If Legislators Have Their Way, Broadband Will Be A Highway

Broadband deployment has been equated with the creation of the Interstate highway system back in the 1950s.

If some powerful legislators have their way, the connection will be more than metaphorical.

Rep. Anna Eshoo has introduced the Broadband Conduit Deployment Act, which would require new federal highway projects to include broadband conduits for fiber optic communications.

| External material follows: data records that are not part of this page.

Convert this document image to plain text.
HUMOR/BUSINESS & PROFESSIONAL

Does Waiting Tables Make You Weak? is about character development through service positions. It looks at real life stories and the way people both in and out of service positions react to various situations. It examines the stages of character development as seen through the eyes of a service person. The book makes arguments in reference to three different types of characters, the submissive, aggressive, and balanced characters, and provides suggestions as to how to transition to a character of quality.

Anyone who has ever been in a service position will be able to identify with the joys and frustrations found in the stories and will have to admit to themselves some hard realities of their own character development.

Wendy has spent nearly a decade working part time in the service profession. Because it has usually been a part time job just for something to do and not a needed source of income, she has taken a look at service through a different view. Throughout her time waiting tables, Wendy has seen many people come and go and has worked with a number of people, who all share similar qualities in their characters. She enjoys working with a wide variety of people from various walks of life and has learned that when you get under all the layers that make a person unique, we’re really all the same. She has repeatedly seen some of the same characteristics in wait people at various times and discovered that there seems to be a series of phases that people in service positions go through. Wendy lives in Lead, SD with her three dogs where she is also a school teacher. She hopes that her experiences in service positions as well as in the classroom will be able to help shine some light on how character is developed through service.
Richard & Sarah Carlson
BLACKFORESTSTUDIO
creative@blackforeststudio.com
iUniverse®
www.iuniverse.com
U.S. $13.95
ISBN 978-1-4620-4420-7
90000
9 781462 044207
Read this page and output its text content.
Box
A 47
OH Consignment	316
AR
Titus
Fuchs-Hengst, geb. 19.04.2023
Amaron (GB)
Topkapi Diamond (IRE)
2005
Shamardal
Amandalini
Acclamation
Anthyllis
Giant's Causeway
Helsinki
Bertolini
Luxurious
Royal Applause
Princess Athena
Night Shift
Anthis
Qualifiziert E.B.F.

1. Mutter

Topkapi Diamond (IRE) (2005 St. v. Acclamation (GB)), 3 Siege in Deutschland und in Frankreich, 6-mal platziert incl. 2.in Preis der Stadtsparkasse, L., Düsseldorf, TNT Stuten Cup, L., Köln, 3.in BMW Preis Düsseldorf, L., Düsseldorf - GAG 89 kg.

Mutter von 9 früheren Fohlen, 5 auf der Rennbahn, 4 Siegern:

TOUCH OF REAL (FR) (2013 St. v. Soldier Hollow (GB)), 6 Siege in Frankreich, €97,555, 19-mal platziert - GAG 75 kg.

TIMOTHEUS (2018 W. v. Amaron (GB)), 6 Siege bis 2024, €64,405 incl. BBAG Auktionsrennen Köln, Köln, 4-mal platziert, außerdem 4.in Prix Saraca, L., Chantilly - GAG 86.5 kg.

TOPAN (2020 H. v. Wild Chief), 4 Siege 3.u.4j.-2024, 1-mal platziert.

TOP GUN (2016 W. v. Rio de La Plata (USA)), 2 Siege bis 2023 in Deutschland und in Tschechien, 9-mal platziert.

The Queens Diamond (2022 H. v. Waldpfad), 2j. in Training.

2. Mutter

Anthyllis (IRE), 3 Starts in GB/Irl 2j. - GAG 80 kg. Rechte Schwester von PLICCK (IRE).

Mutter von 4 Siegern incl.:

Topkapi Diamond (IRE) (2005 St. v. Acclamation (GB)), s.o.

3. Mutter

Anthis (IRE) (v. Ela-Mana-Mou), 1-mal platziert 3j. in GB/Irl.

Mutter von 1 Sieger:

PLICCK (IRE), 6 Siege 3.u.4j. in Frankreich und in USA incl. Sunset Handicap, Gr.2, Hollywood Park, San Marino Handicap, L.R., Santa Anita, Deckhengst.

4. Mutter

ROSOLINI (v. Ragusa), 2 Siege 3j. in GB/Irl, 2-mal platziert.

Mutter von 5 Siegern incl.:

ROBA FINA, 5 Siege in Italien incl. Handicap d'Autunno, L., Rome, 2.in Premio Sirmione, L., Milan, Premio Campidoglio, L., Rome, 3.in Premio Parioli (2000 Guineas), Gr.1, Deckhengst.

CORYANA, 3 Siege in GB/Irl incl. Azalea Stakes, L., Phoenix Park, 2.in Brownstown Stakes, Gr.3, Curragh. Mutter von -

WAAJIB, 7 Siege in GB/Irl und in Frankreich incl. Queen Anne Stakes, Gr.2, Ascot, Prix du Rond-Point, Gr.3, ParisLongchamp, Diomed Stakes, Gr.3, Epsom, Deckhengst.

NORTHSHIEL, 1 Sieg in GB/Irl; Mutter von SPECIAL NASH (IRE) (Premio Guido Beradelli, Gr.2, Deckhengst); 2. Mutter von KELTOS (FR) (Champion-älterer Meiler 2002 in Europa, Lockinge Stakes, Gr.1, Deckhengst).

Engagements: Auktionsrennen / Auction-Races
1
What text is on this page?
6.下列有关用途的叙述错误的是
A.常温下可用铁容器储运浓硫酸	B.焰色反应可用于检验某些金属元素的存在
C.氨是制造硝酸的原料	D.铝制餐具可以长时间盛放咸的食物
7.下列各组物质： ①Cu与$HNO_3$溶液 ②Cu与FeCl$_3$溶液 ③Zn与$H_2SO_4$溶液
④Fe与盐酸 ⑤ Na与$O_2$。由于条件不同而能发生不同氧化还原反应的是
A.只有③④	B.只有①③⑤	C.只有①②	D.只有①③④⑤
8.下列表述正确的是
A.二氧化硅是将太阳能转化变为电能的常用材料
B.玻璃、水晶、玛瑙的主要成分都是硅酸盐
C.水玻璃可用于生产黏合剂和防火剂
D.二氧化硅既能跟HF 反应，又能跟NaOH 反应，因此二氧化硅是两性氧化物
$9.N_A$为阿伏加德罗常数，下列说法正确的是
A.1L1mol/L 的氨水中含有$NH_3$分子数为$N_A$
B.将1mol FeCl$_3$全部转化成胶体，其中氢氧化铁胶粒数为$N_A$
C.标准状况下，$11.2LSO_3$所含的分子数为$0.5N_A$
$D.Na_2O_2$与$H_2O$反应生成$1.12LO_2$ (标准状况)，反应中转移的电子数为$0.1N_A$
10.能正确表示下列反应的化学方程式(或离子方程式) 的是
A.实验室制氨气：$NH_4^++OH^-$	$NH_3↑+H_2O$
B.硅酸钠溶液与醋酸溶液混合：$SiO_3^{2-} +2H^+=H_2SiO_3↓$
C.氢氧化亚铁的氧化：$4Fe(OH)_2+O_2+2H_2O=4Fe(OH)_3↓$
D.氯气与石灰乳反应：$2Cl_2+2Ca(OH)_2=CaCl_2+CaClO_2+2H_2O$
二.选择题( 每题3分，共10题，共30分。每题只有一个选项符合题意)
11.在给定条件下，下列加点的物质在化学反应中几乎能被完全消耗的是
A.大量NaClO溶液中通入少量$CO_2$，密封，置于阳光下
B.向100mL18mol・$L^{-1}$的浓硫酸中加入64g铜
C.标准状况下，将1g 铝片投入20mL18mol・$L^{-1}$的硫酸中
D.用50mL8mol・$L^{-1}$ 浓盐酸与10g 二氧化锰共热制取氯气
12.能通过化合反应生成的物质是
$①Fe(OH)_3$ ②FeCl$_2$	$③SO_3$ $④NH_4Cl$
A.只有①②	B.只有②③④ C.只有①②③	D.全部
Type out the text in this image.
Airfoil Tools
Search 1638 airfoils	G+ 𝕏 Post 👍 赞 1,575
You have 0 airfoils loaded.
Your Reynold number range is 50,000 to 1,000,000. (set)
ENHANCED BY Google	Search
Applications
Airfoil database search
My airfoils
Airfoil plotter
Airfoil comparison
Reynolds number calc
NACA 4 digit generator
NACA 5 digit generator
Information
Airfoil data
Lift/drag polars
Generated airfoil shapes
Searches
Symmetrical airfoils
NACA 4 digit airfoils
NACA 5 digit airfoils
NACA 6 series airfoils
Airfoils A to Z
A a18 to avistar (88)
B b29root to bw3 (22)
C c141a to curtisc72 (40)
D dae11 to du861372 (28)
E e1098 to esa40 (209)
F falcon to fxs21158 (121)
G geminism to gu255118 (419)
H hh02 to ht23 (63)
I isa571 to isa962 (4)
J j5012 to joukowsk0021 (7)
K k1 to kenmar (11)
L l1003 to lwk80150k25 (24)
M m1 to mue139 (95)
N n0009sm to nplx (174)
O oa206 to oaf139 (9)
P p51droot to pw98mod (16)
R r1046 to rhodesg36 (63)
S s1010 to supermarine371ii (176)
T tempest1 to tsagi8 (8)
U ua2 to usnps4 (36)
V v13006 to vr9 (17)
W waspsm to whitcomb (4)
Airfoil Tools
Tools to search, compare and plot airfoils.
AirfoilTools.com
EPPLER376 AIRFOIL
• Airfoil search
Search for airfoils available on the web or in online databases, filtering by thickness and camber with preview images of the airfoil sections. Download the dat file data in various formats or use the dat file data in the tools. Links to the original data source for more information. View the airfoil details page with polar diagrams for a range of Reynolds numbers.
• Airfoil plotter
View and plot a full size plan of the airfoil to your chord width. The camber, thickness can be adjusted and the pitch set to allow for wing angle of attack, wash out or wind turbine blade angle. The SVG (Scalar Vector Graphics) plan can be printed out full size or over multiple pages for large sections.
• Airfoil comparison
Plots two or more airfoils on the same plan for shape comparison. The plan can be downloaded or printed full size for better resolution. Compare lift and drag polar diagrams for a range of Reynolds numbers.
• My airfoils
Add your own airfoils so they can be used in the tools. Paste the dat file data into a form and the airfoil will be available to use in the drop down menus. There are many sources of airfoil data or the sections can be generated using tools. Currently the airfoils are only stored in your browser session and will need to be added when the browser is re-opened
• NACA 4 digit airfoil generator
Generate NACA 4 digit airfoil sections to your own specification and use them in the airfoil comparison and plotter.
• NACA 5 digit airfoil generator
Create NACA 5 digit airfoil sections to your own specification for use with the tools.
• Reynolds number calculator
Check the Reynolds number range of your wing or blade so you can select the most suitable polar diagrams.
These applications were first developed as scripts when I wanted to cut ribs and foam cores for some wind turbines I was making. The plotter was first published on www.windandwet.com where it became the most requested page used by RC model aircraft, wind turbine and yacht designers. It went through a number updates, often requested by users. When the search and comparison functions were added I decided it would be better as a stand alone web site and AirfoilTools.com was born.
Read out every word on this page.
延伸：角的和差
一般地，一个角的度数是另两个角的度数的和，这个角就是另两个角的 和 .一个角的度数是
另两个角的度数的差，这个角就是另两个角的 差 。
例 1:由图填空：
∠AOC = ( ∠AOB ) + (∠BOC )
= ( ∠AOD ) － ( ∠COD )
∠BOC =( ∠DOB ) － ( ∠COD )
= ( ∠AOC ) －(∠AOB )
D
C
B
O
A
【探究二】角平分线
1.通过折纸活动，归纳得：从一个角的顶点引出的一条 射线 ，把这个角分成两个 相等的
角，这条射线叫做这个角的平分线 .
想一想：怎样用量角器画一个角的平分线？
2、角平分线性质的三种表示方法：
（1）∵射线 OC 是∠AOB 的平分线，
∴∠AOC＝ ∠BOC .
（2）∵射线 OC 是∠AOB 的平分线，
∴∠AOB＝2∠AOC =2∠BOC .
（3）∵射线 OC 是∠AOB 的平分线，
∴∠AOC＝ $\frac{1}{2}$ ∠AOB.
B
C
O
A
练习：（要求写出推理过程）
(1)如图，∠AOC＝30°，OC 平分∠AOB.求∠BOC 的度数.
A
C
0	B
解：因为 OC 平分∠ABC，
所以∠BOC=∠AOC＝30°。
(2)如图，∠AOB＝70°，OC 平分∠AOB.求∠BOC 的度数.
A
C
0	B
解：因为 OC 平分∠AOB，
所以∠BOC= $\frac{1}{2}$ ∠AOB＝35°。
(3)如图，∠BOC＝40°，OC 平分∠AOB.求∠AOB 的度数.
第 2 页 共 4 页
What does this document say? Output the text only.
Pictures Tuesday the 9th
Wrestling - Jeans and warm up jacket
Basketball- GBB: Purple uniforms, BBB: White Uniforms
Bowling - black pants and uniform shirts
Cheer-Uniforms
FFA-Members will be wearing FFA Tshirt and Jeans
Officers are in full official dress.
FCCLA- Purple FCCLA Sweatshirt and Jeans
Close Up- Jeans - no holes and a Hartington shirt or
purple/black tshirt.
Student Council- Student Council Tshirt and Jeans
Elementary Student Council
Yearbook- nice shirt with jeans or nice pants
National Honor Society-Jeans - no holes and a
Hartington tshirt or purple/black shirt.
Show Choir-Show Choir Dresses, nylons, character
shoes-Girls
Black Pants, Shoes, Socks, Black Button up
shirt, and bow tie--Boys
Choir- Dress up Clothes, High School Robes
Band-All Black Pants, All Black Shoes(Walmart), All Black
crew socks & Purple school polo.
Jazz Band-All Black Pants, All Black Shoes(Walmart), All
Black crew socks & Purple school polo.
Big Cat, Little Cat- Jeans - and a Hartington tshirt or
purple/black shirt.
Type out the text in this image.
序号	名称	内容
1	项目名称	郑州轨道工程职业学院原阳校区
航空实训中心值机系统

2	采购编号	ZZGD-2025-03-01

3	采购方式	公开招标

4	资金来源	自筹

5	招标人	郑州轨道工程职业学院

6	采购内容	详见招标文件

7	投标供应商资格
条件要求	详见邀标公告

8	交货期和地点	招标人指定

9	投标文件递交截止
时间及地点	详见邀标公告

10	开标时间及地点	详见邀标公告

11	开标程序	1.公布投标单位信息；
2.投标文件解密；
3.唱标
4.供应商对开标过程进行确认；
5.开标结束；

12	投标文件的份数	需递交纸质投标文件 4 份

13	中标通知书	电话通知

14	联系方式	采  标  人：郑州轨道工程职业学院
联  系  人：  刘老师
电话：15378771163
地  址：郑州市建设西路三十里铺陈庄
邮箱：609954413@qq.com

That will be increasingly important as the Federal Communications Commission comes up with a nationwide broadband rollout plan at the behest of Congress, and the government hands out more than $7 billion to help get broadband service to "unserved" and "underserved" areas. Eshoo said in announcing the bill that more than half the cost of laying broadband pipe is digging up and repaving roads. This way, the pipe will already be there when the communications provider is ready to install the fiber.

A White House official this week pointed out that there remained a rural and economic divide, and that some 20 million people still did not have access to broadband in their homes.

The Department of Transportation could waive the requirement where necessary, and would have to work with the FCC to try to calculate potential demand.

Eshoo called it a "simple, commonsense proposal," a sentiment that appeared to be shared by the leading Democrats overseeing communications. Bill backers include House Energy & Commerce Committee chairman Henry Waxman (D-Calif.), Communications Subcommittee chairman Rick Boucher (D-Va.), and Rep. Ed Markey (D-Mass.).

The "one ditch" theory of combining infrastructure upgrades has been pushed by Senator Amy Klobuchar (D-Minn.), who is working on a similar bill in the Senate.

Klobuchar is a member of the Environmental Public Works Committee working on the transportation bill and has been working with Senator Mark Warner of Virginia on the issue of putting down broadband lines as the roads are being dug up.